WHAT IS A BUMP TEST ?
A bump test is the measured response of an impact to an object. The force of the impact is not controlled or measured. The response of the object is not controlled, but is measured.
‘Bump’ Testing techniques to determine the natural frequency of structures. It can also be used for the identification of system damping, mode shapes, modal stiffness, and modal mass, and isolation efficiency. Natural Frequency ‘Bump’ Testing plays a vital role when vibration is diagnosed as an issue. The main uses of Natural Frequency ‘Bump’ Testing and Modal Impact Bump Testing are for Resonance Testing and Resonance control applications, although advance bump testing techniques such as Modal Impact Bump Testing would be required to perform a full resonance test.

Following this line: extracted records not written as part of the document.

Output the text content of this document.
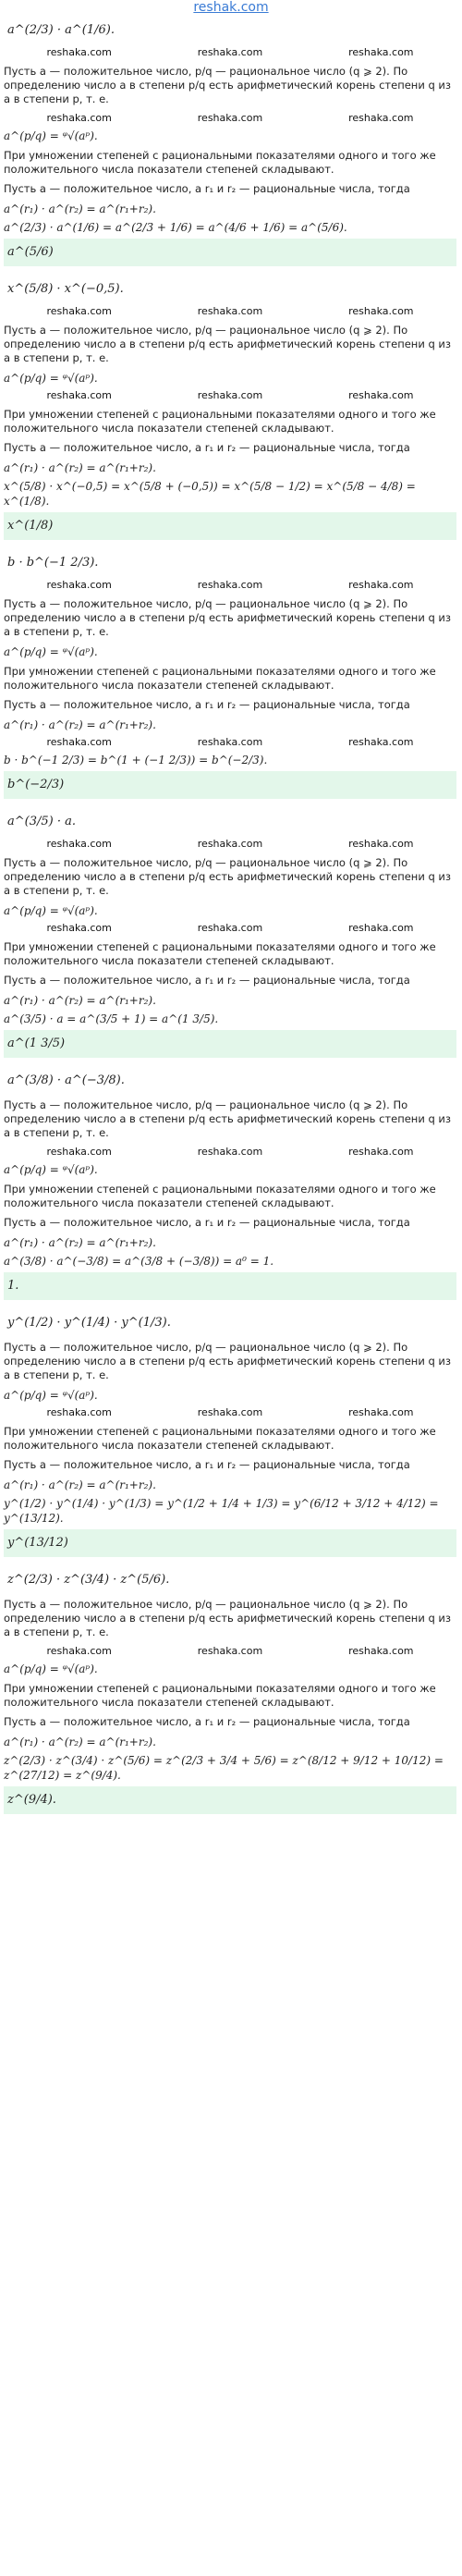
reshak.com
a^(2/3) · a^(1/6).
reshaka.com	reshaka.com	reshaka.com
Пусть a — положительное число, p/q — рациональное число (q ⩾ 2). По определению число a в степени p/q есть арифметический корень степени q из a в степени p, т. е.
reshaka.com	reshaka.com	reshaka.com
a^(p/q) = ᵠ√(aᵖ).
При умножении степеней с рациональными показателями одного и того же положительного числа показатели степеней складывают.
Пусть a — положительное число, а r₁ и r₂ — рациональные числа, тогда
a^(r₁) · a^(r₂) = a^(r₁+r₂).
a^(2/3) · a^(1/6) = a^(2/3 + 1/6) = a^(4/6 + 1/6) = a^(5/6).
a^(5/6)
x^(5/8) · x^(−0,5).
reshaka.com	reshaka.com	reshaka.com
Пусть a — положительное число, p/q — рациональное число (q ⩾ 2). По определению число a в степени p/q есть арифметический корень степени q из a в степени p, т. е.
a^(p/q) = ᵠ√(aᵖ).
reshaka.com	reshaka.com	reshaka.com
При умножении степеней с рациональными показателями одного и того же положительного числа показатели степеней складывают.
Пусть a — положительное число, а r₁ и r₂ — рациональные числа, тогда
a^(r₁) · a^(r₂) = a^(r₁+r₂).
x^(5/8) · x^(−0,5) = x^(5/8 + (−0,5)) = x^(5/8 − 1/2) = x^(5/8 − 4/8) = x^(1/8).
x^(1/8)
b · b^(−1 2/3).
reshaka.com	reshaka.com	reshaka.com
Пусть a — положительное число, p/q — рациональное число (q ⩾ 2). По определению число a в степени p/q есть арифметический корень степени q из a в степени p, т. е.
a^(p/q) = ᵠ√(aᵖ).
При умножении степеней с рациональными показателями одного и того же положительного числа показатели степеней складывают.
Пусть a — положительное число, а r₁ и r₂ — рациональные числа, тогда
a^(r₁) · a^(r₂) = a^(r₁+r₂).
reshaka.com	reshaka.com	reshaka.com
b · b^(−1 2/3) = b^(1 + (−1 2/3)) = b^(−2/3).
b^(−2/3)
a^(3/5) · a.
reshaka.com	reshaka.com	reshaka.com
Пусть a — положительное число, p/q — рациональное число (q ⩾ 2). По определению число a в степени p/q есть арифметический корень степени q из a в степени p, т. е.
a^(p/q) = ᵠ√(aᵖ).
reshaka.com	reshaka.com	reshaka.com
При умножении степеней с рациональными показателями одного и того же положительного числа показатели степеней складывают.
Пусть a — положительное число, а r₁ и r₂ — рациональные числа, тогда
a^(r₁) · a^(r₂) = a^(r₁+r₂).
a^(3/5) · a = a^(3/5 + 1) = a^(1 3/5).
a^(1 3/5)
a^(3/8) · a^(−3/8).
Пусть a — положительное число, p/q — рациональное число (q ⩾ 2). По определению число a в степени p/q есть арифметический корень степени q из a в степени p, т. е.
reshaka.com	reshaka.com	reshaka.com
a^(p/q) = ᵠ√(aᵖ).
При умножении степеней с рациональными показателями одного и того же положительного числа показатели степеней складывают.
Пусть a — положительное число, а r₁ и r₂ — рациональные числа, тогда
a^(r₁) · a^(r₂) = a^(r₁+r₂).
a^(3/8) · a^(−3/8) = a^(3/8 + (−3/8)) = a⁰ = 1.
1.
y^(1/2) · y^(1/4) · y^(1/3).
Пусть a — положительное число, p/q — рациональное число (q ⩾ 2). По определению число a в степени p/q есть арифметический корень степени q из a в степени p, т. е.
a^(p/q) = ᵠ√(aᵖ).
reshaka.com	reshaka.com	reshaka.com
При умножении степеней с рациональными показателями одного и того же положительного числа показатели степеней складывают.
Пусть a — положительное число, а r₁ и r₂ — рациональные числа, тогда
a^(r₁) · a^(r₂) = a^(r₁+r₂).
y^(1/2) · y^(1/4) · y^(1/3) = y^(1/2 + 1/4 + 1/3) = y^(6/12 + 3/12 + 4/12) = y^(13/12).
y^(13/12)
z^(2/3) · z^(3/4) · z^(5/6).
Пусть a — положительное число, p/q — рациональное число (q ⩾ 2). По определению число a в степени p/q есть арифметический корень степени q из a в степени p, т. е.
reshaka.com	reshaka.com	reshaka.com
a^(p/q) = ᵠ√(aᵖ).
При умножении степеней с рациональными показателями одного и того же положительного числа показатели степеней складывают.
Пусть a — положительное число, а r₁ и r₂ — рациональные числа, тогда
a^(r₁) · a^(r₂) = a^(r₁+r₂).
z^(2/3) · z^(3/4) · z^(5/6) = z^(2/3 + 3/4 + 5/6) = z^(8/12 + 9/12 + 10/12) = z^(27/12) = z^(9/4).
z^(9/4).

There are various methods of Natural Frequency ‘Bump’ Testing. The two most basic methods are Negative Averaging and Peak hold averaging technique. Both methods can be performed on running machines. Negative averaging method averages out the vibration caused by the rotation of the machine from the vibration response due to the impacts. Peak Hold Averaging simply holds the spectral peak at its maximum amplitude but does not average out the vibration due to rotation. Neither of these methods provide the force impact information or the phase information. They simply show the amplification at the frequencies excited by the bump test. These methods are not Modal Analysis techniques.
An ideal impact to a structure is a perfect impulse, which has an infinitely small duration, causing a constant amplitude in the frequency domain, this would result in all modes of vibration being excited with equal energy. The impact hammer test is designed to replicate this, however in reality a hammer strike cannot last for an infinitely small duration but has a known contact time. The duration of the contact time directly influences the frequency content of the force, with a larger contact time causing a smaller range of bandwidth. A load cell is attached to the end of the hammer to record the force. Impact hammer testing is ideal for small light weight structures, however as the size of the structure increases issues can occur due to a poor signal to noise ratio, this is common on large civil engineering structures.
Another method of Natural Frequency ‘Bump’ Testing is the Modal Impact Bump Test using a calibrated Force Impact hammer. Modal Analysis techniques can be used to ascertain the Natural Frequency of a system or component. This method is much more detailed and would be required to perform a Modal Analysis of a structure or component. This method would be applied to ascertain the Impact Force, Coherence, Phase, and Transmissibility and/or the Frequency Response Function (FRF). Providing Dynamic force impact measurements are recorded to calibrate the system response (response and impact measured at the same location in the same direction), the Mode Shapes, Modal Stiffness, Modal Mass, and Damping can be calculated. This process requires processing and analysis of the Real and Imaginary Vibration Magnitude and Phase response data.